By John Lamm
It is Memorial Day weekend, which of course means the Indianapolis 500. It’s also 2018, which marks the 80th birthday of a Maserati 8CTF – one of only three ever built – that raced at Indy and is housed at The Revs Institute.
The car, Chassis 3030, didn’t win at Indianapolis. But one of its siblings won the 500 twice under the ownership of a mob-linked Chicago labor boss nicknamed “Umbrella Mike.” So it’s a good time to gear up for race watching by reviewing the history of the 8CTF triplets, which sport a history as colorful as the French-blue livery on the car that’s housed at Revs.
The history of these cars began as an Italian quest to beat the Germans — specifically Mercedes-Benz and Auto Union (now Audi) — on the tracks of Europe. The five Maserati brothers had sold their company but stayed on to oversee engineering. Businessmen they weren’t, but they did know cars.
The brothers designed a 3.0-liter straight-8 engine. A pair of Roots-type superchargers huffed into the cylinders with a fixed twin-cam head – testa fissa (hence the TF in the name) – with no head gasket.

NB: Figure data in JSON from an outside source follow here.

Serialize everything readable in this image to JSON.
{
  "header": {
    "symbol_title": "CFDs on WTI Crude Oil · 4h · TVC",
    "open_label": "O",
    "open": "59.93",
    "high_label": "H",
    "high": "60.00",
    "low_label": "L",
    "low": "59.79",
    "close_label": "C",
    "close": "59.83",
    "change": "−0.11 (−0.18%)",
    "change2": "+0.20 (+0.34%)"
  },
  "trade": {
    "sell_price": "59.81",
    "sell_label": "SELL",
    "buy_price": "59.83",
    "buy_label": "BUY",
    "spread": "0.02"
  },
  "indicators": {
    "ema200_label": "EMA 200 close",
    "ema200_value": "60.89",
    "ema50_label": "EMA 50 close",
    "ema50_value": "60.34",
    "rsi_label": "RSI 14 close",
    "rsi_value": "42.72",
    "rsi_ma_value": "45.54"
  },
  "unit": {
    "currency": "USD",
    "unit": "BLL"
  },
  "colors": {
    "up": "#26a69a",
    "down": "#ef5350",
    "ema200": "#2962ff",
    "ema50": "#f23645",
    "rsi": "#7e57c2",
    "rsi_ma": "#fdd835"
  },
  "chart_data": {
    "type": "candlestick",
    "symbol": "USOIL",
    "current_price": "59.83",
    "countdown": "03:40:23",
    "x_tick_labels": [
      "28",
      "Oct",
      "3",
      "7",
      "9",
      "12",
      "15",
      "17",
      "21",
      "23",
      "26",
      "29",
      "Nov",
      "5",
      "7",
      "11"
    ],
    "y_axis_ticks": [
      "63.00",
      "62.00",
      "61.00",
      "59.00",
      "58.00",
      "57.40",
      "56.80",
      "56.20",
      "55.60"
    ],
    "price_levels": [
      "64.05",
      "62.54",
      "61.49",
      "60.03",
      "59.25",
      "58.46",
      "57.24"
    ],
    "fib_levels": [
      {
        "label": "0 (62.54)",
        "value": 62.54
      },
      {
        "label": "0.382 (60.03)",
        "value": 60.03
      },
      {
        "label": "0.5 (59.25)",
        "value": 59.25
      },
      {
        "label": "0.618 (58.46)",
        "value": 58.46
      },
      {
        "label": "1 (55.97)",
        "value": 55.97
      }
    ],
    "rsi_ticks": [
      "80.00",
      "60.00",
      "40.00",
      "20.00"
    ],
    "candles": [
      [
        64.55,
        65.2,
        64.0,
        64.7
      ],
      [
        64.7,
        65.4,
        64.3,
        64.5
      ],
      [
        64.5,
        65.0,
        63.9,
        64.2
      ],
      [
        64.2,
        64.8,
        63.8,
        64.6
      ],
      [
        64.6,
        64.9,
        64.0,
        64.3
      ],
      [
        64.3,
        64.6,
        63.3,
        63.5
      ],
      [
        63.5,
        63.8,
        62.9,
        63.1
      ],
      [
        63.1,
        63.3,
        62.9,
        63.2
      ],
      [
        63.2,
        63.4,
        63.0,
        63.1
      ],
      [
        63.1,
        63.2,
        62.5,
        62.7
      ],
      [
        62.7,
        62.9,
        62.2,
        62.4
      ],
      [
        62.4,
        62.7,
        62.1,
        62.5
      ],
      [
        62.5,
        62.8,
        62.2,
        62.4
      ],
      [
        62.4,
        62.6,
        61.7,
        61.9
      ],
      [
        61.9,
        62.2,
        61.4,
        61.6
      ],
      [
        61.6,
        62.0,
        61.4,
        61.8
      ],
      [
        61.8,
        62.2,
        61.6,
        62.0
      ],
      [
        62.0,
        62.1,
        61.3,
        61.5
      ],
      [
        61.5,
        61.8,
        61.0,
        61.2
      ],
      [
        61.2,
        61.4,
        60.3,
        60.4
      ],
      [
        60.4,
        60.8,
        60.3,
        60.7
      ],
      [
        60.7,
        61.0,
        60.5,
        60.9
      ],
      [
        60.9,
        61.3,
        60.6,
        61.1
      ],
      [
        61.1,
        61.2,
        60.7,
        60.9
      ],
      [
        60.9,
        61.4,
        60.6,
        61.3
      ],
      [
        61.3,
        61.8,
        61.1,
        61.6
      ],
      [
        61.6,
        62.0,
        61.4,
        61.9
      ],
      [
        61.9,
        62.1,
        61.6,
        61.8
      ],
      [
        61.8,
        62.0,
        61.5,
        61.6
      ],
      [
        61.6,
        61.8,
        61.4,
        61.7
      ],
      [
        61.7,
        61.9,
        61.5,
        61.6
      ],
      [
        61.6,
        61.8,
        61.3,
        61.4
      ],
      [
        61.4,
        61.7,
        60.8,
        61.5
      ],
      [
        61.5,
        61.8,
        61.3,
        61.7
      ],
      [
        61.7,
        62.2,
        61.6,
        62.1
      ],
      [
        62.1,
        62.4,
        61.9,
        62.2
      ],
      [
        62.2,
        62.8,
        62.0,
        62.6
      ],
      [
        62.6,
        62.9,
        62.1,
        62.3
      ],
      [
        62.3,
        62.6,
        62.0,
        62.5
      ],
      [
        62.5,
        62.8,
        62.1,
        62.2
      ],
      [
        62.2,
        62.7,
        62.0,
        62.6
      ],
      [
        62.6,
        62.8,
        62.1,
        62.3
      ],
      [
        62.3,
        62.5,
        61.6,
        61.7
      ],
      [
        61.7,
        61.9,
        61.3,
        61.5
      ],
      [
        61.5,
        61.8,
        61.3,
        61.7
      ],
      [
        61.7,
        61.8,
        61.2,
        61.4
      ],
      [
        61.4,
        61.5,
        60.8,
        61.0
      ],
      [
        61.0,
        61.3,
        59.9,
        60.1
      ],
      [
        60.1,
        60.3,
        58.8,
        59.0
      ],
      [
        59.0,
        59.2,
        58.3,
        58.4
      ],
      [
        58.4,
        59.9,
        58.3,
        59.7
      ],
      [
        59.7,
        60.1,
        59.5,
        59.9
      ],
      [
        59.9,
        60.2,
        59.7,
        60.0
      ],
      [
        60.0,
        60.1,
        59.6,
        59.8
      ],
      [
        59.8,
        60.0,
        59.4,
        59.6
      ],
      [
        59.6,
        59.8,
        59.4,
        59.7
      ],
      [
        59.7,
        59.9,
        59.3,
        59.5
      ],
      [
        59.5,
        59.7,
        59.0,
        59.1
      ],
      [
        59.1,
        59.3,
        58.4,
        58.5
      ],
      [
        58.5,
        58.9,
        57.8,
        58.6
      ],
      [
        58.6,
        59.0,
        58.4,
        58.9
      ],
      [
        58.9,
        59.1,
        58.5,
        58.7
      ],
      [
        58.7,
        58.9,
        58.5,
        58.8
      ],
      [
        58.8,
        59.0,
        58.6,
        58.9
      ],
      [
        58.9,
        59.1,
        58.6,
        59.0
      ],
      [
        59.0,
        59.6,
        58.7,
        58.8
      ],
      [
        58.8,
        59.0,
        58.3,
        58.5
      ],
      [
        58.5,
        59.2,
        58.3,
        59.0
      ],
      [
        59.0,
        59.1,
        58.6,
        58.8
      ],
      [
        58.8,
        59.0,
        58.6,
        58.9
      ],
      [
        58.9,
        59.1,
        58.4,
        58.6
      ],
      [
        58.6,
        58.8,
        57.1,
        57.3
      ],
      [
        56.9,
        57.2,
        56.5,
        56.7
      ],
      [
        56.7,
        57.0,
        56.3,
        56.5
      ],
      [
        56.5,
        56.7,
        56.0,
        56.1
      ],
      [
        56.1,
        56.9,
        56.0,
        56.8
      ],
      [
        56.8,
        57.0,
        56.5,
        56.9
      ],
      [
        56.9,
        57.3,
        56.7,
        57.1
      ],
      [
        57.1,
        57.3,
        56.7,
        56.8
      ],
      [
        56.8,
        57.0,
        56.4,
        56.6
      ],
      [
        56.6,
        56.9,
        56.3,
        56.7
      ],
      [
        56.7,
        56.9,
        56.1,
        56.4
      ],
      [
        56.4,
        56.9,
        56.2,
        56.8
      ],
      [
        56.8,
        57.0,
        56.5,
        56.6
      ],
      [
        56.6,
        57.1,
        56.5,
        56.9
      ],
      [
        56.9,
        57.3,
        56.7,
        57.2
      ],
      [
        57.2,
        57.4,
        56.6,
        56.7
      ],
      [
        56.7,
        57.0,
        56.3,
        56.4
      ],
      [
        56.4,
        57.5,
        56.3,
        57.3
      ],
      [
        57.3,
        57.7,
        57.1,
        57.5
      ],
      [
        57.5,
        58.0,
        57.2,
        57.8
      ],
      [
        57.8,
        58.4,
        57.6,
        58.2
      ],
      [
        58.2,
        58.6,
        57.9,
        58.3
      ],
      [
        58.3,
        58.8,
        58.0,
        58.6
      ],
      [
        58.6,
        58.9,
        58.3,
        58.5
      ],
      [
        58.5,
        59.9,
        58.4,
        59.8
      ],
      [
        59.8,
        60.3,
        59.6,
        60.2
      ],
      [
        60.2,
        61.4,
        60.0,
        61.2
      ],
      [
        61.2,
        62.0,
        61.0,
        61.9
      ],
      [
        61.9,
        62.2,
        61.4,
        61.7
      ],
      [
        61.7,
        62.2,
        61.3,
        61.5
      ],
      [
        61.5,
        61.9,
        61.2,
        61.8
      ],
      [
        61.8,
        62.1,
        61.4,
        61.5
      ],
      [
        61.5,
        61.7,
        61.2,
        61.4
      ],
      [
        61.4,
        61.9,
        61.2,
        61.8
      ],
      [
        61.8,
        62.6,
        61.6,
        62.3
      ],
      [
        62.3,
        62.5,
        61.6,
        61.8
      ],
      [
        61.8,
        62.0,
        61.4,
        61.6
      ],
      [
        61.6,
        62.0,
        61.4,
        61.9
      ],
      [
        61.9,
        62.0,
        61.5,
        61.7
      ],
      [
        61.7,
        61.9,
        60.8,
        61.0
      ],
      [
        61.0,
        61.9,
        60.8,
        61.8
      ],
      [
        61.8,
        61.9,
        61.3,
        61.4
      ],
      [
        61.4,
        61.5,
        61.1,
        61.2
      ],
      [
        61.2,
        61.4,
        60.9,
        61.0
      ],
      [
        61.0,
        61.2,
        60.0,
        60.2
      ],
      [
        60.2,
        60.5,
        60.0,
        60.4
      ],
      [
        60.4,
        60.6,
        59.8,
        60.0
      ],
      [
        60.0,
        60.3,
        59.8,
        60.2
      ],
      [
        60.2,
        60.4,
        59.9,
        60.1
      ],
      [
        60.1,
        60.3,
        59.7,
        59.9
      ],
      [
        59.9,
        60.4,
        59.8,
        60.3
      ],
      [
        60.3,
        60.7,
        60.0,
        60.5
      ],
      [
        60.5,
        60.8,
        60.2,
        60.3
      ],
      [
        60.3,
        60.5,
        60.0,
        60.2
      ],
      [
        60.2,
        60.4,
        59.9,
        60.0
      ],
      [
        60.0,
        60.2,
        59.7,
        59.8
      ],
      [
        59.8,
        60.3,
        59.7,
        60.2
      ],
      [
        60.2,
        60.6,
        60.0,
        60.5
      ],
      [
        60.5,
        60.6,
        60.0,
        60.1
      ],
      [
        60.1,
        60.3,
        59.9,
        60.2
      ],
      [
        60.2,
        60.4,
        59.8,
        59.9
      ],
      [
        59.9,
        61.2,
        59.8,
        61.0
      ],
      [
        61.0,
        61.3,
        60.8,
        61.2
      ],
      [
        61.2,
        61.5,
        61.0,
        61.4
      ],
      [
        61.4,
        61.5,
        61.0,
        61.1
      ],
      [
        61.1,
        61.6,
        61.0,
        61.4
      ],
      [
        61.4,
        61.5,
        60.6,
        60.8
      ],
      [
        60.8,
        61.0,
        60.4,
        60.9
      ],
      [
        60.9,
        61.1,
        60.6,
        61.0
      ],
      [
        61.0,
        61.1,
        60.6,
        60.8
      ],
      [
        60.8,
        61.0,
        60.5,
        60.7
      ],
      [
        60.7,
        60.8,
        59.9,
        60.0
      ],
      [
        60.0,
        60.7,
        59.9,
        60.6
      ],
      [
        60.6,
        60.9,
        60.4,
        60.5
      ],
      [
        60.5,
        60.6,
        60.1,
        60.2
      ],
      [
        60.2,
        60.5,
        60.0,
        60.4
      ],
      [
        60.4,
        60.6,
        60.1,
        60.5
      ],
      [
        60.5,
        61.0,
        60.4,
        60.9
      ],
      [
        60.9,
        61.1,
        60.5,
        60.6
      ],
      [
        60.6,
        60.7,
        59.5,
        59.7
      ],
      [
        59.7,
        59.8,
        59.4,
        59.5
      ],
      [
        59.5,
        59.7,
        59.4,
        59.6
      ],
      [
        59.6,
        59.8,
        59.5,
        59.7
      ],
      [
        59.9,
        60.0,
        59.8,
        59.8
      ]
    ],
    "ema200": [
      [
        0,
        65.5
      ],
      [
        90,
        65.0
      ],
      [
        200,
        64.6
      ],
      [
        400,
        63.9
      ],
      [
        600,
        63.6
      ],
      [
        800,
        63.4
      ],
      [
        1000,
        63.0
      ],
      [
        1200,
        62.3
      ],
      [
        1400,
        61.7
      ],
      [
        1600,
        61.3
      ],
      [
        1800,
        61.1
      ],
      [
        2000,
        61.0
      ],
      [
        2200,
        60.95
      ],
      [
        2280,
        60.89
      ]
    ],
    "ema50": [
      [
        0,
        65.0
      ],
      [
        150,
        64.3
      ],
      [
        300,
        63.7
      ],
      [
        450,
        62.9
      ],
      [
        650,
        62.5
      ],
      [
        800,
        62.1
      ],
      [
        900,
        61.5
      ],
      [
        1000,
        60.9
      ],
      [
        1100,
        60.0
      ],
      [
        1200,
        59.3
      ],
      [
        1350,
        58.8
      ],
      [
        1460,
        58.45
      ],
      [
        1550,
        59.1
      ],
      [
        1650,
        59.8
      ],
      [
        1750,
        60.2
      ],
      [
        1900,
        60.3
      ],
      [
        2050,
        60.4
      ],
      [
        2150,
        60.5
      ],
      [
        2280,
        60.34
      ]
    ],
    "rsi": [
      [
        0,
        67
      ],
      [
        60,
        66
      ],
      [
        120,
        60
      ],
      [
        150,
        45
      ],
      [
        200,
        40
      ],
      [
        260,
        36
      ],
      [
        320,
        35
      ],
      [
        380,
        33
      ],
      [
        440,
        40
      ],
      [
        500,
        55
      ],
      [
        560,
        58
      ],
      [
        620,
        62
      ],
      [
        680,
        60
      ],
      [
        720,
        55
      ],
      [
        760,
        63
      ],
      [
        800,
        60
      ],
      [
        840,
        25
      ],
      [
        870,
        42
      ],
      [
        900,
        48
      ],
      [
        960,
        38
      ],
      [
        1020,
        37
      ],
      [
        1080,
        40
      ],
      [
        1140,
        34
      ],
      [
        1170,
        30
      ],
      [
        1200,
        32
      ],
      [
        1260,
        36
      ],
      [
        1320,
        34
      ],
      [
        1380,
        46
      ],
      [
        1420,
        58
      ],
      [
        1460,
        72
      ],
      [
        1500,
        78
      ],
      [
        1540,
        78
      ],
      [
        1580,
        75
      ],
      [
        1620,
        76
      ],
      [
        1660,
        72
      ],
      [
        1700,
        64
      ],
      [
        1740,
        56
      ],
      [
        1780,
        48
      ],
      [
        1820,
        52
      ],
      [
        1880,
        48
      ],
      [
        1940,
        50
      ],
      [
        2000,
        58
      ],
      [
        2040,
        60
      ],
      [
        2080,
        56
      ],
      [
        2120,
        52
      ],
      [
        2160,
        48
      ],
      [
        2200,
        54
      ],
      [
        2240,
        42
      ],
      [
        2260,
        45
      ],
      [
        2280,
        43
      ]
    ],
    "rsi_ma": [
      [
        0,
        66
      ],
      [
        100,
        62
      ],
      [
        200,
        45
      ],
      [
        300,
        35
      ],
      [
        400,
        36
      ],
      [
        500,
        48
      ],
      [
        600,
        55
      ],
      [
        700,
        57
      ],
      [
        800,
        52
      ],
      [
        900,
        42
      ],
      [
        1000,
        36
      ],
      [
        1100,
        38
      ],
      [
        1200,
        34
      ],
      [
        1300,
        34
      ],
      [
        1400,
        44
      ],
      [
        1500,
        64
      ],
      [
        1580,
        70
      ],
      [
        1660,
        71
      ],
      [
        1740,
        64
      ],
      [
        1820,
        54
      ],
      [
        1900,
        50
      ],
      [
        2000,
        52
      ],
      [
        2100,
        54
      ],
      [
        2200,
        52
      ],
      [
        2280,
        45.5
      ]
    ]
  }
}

The 360-horsepower engine and its 4-speed transmission went into a box section frame strengthened by an X-shape magnesium oil tank. Weighing in at 1716 pounds, the 8CTFs had potential.
But the Maseratis, though quick, were fragile. Instead of 8CTF the cars could have been named 8DNF…Did Not Finish. The only result of note was a 3rd place in the 1939 German Grand Prix with chassis 3031. Then things got interesting.
Another of the 8CTFs — Chassis 3032 — was shipped to the U.S. in 1939. It became the Boyle Special owned by “Umbrella” Mike Boyle, who got his nickname because he always carried an umbrella, rain or shine. If the umbrella was open, that signaled the coast was clear to slip him a bribe. If closed, it meant the Feds were watching.
Umbrella Mike, who loved auto racing as well as money, enlisted the help of engine guru Cotton Henning who developed a new crankshaft and changed the firing order of the straight-8. Raced in the Indianapolis 500 eight times, 3032 won in 1939 and 1940, driven both times by Wilbur Shaw. The car sits on display at the Indianapolis Motor Speedway Museum.
The other two 8CTFs, 3030 and 3031, were purchased by the Schell family, wealthy American expats who lived in Paris and Monaco. The Schells created the race team Ecurie Bleue, painting their competition cars the racing color of their adopted country.
In early 1940 Lucy Schell, by then a widow, shipped the pair of Bleu de France 8CLTs to Indianapolis for the 500. As important as the cars were two men who came with the team.
One was driver René Dreyfus, the French Jew who had who beat the Germans at the Grand Prix game at Pau in 1938 with an Ecurie Bleue Delahaye. (Hitler presumably was not pleased.) Also along was mechanic Luigi Chinetti, who later launched Ferrari in the U.S. Rounding out the driving crew was another Frenchmen, René Le Begue. Among them the three spoke no English, surely a handicap in understanding Indy’s idiosyncratic racing rules.
There were other handicaps too. The cars had been mis-tuned back in France, as the mechanics there did not know that lower gearing was needed for maximum acceleration out of the turns. Having never been on the track, the French didn’t realize top speed was only reached for a few seconds, so overrevving was never an issue if the cars were correctly geared.
There was another handicap too. Dreyfus’ car — 3031 — broke a connecting rod in practice. Bending the rules, the Indy officials allowed the engines in 3030 and 3031 to be switched. The rules mandated that Le Begue had to start the race, complete half, and then Dreyfus would finish. So the pair of Renés shared Chassis 3030 and finished 10th. Engine 3031 still rests in chassis 3030 here at The Revs Institute.
After the 1940 Indy 500 the Schells sold their two 8CTFs. The cars would be raced on the Brickyard again without major results. Chassis 3031, driven by Louis Unser, scored 1st place finishes in the 1946 and 1947 Pikes Peak Hillclimb. Chassis 3030 later entered Watkins Glen in 1952 under different owners and drivers, but it did not qualify for the race. Watkins Glen would be its last contemporary racing appearance.
Since then, both Maseratis moved through various owners until chassis 3030 became part of the Collier Collection in Naples, Florida. The car plays an important role in the collection because it achieved something that few pre-war cars can boast: it raced competitively in the both America and Europe in some of the highest-level races each continent had to offer. As an artifact, chassis 3030 is also the only 8CTF Maseratis that did not have its engine replaced by an Offenhauser sometime in its career. And, as we tune in to the Indianapolis 500 this weekend, we remember Maserati 8CTF Chassis 3030 as a rare example of a foreign car challenging the American-made competitors on their home turf at the Brickyard.